I can’t underscore enough the importance of connecting data in customer and employee experiences. When you connect the data that’s generated across channels, you begin to see the customer beyond a single interaction. Then you can minimise customer and employee efforts. Better yet, use technology that enables your frontline staff to view connected insights in real time — and they can better personalise CX and drive to meaningful outcomes.

Companies need to fix one blind spot with data — a siloed channel strategy. Is it marketing, service or both? These teams are collecting data on their specific legs of the digital journey, but companies need the tools to see across these journeys. They also need to link their channel strategy to bring the journeys and journey data together. APIs and composable CX platforms enable companies to build the infrastructure to link these journeys and scale quickly.

Conversely, companies can use data to isolate specific moments that stall journeys to uncover issues like the potential for customer churn, as well as opportunities to improve journeys by fixing any issues they’ve uncovered.

Challenge 2: Too Much Complexity

Complexity is another issue that hampers companies’ ability to create seamless interactions, noted D’Antonio. According to Omdia, 49% of respondents say their company has multiple interfaces and systems per agents.

If agents log in and out of different systems to resolve one issue, it creates inefficiencies. Companies should use technologies that gives agents better access to the information they need — and through a unified point of interaction. Additionally, organisations need to adopt artificial intelligence (AI), not only to support their agents with tools like real-time coaching and next-best-action recommendations, but also to support employees like bot authors who are integral to the self-service aspect of CX.

 Nearly 60% of companies considered leaders in using AI to enhance CX are using it for digitalisation, self-service and automation. And 42% use it to personalise CX.

I predict “AI everywhere” and, along with that, “Knowledge everywhere.” We can reduce the complexity in CX by helping customers self-serve. Equally important, we can reduce complexity by giving agents access to the information they need — at the moment they need it — to improve the efficiency and personalisation of customer interactions.

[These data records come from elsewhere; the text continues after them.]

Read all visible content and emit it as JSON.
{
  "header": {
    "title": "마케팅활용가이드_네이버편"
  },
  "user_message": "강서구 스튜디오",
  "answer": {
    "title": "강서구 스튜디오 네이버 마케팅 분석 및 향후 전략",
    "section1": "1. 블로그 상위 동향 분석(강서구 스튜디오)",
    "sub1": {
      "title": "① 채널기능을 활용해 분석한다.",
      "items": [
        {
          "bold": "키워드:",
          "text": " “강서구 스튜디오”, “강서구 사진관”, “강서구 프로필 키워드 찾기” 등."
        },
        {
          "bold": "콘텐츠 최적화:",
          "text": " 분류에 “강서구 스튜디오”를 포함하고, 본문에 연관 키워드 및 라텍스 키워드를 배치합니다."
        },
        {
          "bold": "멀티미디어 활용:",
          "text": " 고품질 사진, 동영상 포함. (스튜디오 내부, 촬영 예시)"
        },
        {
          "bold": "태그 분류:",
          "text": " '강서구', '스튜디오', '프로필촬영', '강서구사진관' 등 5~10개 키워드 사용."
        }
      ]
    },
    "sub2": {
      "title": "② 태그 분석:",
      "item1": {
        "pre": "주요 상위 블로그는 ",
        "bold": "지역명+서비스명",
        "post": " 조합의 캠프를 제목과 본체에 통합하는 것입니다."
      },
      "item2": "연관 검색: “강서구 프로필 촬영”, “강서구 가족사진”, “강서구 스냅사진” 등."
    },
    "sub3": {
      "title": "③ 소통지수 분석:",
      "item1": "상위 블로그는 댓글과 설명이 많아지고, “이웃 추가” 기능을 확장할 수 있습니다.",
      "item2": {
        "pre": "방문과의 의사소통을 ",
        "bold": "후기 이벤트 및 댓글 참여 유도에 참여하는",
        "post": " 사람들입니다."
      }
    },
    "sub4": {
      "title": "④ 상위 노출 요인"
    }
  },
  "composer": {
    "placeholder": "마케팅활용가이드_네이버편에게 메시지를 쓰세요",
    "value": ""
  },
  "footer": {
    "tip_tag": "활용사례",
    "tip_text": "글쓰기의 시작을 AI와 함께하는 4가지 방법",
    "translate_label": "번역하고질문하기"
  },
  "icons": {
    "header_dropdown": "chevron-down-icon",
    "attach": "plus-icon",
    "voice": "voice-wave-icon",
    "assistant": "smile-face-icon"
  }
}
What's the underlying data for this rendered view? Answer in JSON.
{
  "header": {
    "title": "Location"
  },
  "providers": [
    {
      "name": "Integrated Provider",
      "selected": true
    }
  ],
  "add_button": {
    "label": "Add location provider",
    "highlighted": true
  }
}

Providing frontline staff and customers with this AI-led access to data is crucial to improving CX. One large financial service firm is proof of this: Since the launch of its AI-based search tool, the platform has received more than 1.5 million queries, with over 90% of questions handled through self-service. Its staff had the information needed to create a robust self-service experience. And that experience provides enough information to customers for self-service without having to escalate to a live agent. Results like this improve customer and employee experiences, as well as the bottom line.

Challenge 3: Slow Digital Adoption

A theme in the panel discussion was the extent to which customer expectations have surpassed companies’ readiness levels to deliver high-quality digital experiences. Omdia research found that:

  •       53% of respondents said their employees lack the necessary digital training
  •       47% say their business is adopting digital too slowly
  •       45% lack technical knowledge among employees across the organisation
  •       38% face an unwillingness to invest in modern platforms and technology

Two areas to consider here are the current fight for talent and the need to rethink employee engagement and retention. One way to address both is to ensure employees have the same experiences with technology at work as they have on their own devices.

In an environment where 70% of consumers say a company is only as good as its service, it’s time for business to organise around the customer, engage employees and provide both with the contextually relevant information they need in real time. This will only happen when a company grounds its culture in empathy toward customers and employees.